“Sono stato letteralmente conquistato dalla pittura: è qualcosa che mi dà spazio, che mi apre conoscenze, idee”. Queste parole chiariscono come per Salvo (Salvatore Mangione, Leonforte, Enna, 1947; vive a Torino) la pittura sia una sorta di qualità innata, un potenziamento dello spirito. La sua ricerca nasce agli inizi degli anni ’70 –anticipata da un dipinto esposto nel ‘63 presso la Promotrice delle Belle Arti di Torino– ed è immediatamente riconoscibile, per l’originalità del repertorio iconico. Le immagini, prelevate dalla storia della pittura, dal mondo classico, sono proposte con i colori della modernità, che si impongono con forza alla percezione. Cromatismi vibranti, talora dissonanti, colori acidi tratti dal mondo della pubblicità, contrasti quali viola e azzurro o rosso e giallo, notturni di un intenso blu, illuminati da una luna bianca.

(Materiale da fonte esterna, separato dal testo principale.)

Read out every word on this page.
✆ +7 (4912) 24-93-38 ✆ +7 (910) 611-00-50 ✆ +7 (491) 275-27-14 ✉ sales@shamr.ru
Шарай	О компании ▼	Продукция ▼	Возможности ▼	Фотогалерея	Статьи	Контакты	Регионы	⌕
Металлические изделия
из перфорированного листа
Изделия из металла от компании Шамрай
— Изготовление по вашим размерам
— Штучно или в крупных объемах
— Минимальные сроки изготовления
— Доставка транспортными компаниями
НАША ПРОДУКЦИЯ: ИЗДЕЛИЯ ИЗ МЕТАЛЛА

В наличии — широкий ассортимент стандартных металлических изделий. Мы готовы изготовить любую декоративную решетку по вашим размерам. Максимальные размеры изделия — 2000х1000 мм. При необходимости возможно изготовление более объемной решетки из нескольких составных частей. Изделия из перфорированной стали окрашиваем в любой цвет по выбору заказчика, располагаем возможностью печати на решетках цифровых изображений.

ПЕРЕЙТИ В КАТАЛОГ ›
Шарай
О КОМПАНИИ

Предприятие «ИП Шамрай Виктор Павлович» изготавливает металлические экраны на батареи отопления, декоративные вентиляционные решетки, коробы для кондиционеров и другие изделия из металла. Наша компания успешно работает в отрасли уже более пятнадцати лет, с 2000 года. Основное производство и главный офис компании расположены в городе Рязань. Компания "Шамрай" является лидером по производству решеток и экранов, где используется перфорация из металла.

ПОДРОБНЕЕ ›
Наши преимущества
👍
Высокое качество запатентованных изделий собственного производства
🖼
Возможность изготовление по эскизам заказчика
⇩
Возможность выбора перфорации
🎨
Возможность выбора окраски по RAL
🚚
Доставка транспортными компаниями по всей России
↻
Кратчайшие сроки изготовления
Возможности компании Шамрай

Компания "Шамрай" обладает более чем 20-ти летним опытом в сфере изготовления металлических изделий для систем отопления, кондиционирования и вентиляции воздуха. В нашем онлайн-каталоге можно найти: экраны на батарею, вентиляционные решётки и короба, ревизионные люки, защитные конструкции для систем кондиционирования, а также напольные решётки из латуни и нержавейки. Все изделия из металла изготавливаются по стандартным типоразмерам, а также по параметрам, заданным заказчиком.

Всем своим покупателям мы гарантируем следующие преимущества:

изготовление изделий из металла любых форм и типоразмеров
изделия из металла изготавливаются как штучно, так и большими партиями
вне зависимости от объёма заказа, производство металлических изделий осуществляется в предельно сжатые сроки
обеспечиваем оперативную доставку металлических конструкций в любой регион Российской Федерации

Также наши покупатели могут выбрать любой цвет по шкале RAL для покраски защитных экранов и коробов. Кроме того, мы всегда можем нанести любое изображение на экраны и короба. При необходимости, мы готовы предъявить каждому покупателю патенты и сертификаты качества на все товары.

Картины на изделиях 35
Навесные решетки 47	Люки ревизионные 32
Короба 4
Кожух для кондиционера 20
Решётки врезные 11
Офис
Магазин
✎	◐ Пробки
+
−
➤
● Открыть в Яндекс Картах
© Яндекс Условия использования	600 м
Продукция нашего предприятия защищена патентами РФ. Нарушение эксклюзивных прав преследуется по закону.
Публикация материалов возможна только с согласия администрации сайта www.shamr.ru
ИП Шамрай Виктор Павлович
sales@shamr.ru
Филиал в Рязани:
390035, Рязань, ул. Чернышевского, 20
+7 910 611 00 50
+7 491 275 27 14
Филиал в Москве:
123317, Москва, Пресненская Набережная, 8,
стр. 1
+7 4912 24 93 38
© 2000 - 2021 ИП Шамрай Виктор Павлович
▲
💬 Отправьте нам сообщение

“Mi diletto a cercare soggetti anche nel cestino della spazzatura”. Quello di Salvo è un universo molteplice: templi, colonne, ciminiere, alberi e nuvole, libri aperti e impilati, figure mitiche, nascono da un vasto immaginario, filtrato e decantato così da porre in evidenza una semplicità essenziale. I riferimenti culturali, le citazioni, assumono nei dipinti una assoluta naturalezza, diventano un codice figurale che si fonda su una descrizione attenta, minuziosa. Salvo non è un narratore di storie, è piuttosto un osservatore acuto e arguto, che si concentra sulla realtà quotidiana. La dimensione banale caratterizza la sua pittura in modo peculiare, sottoponendo allo spettatore pochi elementi, scelti in modo opportuno, con la forza ideativa di chi sa reinventarsi infinite volte.

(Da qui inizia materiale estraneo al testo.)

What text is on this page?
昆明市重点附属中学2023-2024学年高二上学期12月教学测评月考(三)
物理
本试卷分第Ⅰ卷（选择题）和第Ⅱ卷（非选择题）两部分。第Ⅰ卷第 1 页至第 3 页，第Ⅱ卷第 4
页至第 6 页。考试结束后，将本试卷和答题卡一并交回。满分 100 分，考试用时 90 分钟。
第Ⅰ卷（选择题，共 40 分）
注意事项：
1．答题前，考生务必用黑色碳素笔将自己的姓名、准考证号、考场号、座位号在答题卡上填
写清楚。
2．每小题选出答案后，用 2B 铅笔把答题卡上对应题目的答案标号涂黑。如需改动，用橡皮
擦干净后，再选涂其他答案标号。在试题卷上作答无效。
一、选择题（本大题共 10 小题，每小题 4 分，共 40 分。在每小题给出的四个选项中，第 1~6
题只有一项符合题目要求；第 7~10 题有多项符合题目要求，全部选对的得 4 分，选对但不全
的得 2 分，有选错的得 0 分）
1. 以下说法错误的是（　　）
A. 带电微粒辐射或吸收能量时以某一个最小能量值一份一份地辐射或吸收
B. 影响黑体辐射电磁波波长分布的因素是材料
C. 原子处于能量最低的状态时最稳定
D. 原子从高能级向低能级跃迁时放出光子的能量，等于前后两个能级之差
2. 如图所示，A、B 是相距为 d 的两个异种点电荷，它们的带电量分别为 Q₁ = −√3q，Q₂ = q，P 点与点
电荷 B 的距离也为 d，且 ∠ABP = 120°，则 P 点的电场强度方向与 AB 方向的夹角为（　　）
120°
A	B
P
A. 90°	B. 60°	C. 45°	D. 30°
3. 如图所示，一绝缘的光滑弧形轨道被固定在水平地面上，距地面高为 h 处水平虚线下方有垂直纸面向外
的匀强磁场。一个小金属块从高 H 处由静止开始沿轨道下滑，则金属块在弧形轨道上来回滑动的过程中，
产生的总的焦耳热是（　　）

La mostra antologica, curata da Pier Giovanni Castagnoli, ripercorre, con un’opportuna scelta di lavori, questo lungo iter artistico, a partire dal decennio di formazione, gli anni ’70, che hanno rappresentato un punto di riferimento per molta pittura neo-figurativa del decennio successivo. Si passa dunque dalle Lapidi agli Autoritratti, dai Tricolori alle Rovine.
Il tracciato si concentra successivamente sull’analisi della realtà metropolitana degli anni ’80, dunque sulle Stazioni, le Fabbriche, i paesaggi notturni dal respiro onirico. Fino a giungere ai lavori più recenti, come La città (2004) e Chiaro di luna (2007), paesaggi che sembrano stilizzati, che paiono sottratti ad una dimensione originaria e magica.
Salvo pare scrutare la realtà con gli occhi di chi attraversa la vita come un lungo viaggio, ininterrotto, sul filo della curiosità e della maraviglia. Con il supporto di una sottile ironia.